Both chart fetches use a per-fetch AbortController plus a FETCH_TIMEOUT_MS = 30000 timeout (generous headroom over the ~7.8 s cold first-hit, so a slow-but-live request is never falsely killed). Closing or re-opening a group aborts its in-flight fetches instead of piling more load on the server, and a stall aborts at the timeout rather than spinning "loading…" forever. The window chip's retry re-issues the fetch (an earlier version only retried chart construction, which did not help a failed request).

Fast "Expand All": the group bundle + session cache

"Expand All" should load everything quickly, but the per-chart, viewport-gated path does the opposite — it loads only what is on screen. So a toggle-open kicks a single GET /api/group/{slug}?n=100 bundle fetch (ensureGroupBundle, web/lib/chart-store.ts) into a session-lifetime payloadCache, priming every chart in the group with one request (~150–300 KB gzipped) instead of dozens. The IntersectionObserver still gates the Chart.js construction (the actual CPU cost), and bundles run at BUNDLE_CONCURRENCY = 3 ordered by -index so Expand All drains top groups first. The cache is per-session by design: a close/reopen costs zero fetches, and the small staleness window for an already-open tab after a server-side revalidation is accepted (a refresh gets fresh data).

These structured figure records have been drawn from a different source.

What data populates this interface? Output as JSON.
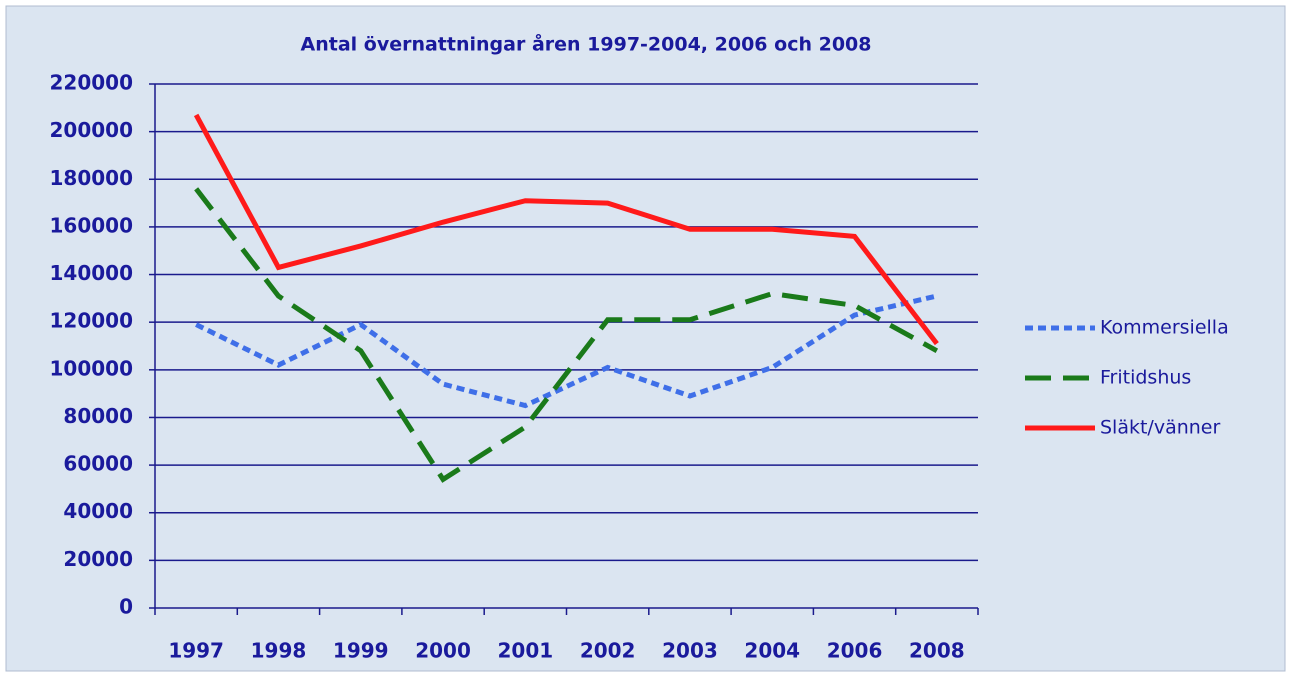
{
  "chart_data": {
    "type": "line",
    "title": "Antal övernattningar åren 1997-2004, 2006 och 2008",
    "categories": [
      "1997",
      "1998",
      "1999",
      "2000",
      "2001",
      "2002",
      "2003",
      "2004",
      "2006",
      "2008"
    ],
    "series": [
      {
        "name": "Kommersiella",
        "color": "#3f6fe8",
        "dash": "8,5",
        "values": [
          119000,
          102000,
          119000,
          94000,
          85000,
          101000,
          89000,
          101000,
          123000,
          131000
        ]
      },
      {
        "name": "Fritidshus",
        "color": "#1a7a1a",
        "dash": "26,12",
        "values": [
          176000,
          131000,
          108000,
          54000,
          76000,
          121000,
          121000,
          132000,
          127000,
          108000
        ]
      },
      {
        "name": "Släkt/vänner",
        "color": "#ff1a1a",
        "dash": "none",
        "values": [
          207000,
          143000,
          152000,
          162000,
          171000,
          170000,
          159000,
          159000,
          156000,
          111000
        ]
      }
    ],
    "ylim": [
      0,
      220000
    ],
    "yticks": [
      0,
      20000,
      40000,
      60000,
      80000,
      100000,
      120000,
      140000,
      160000,
      180000,
      200000,
      220000
    ],
    "grid": true,
    "legend": "right"
  }
}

Visual downsampling (LTTB)

A chart card is only ~600–900 px wide and Chart.js draws ~2 px markers, so a window of thousands of commits is downsampled client-side to MAX_VISIBLE_POINTS = 500 representatives via LTTB (Largest-Triangle-Three-Buckets, lttbIndices). This is why the server never needs to cap a wide window for readability — the thinning is the client's job, and it preserves the visual shape (peaks and troughs) far better than uniform sampling.

What this buys

The net effect: a returning visitor hits a warm CDN entry; a first visitor after an idle gap hits a warm function with warm connections and a warm Data Cache; a genuinely cold path is bounded and recovers (abortable, retryable, time-limited); and the heavy ?n=all read is a deliberate, RAM-resident scan rather than a surprise. The honest gaps are written down where they live: single-instance warming, session-scoped (not version-invalidated) client cache, and per-chart (not batched) group queries — all acceptable for a trusted-input, low-stakes dashboard, and all noted as future levers rather than hidden.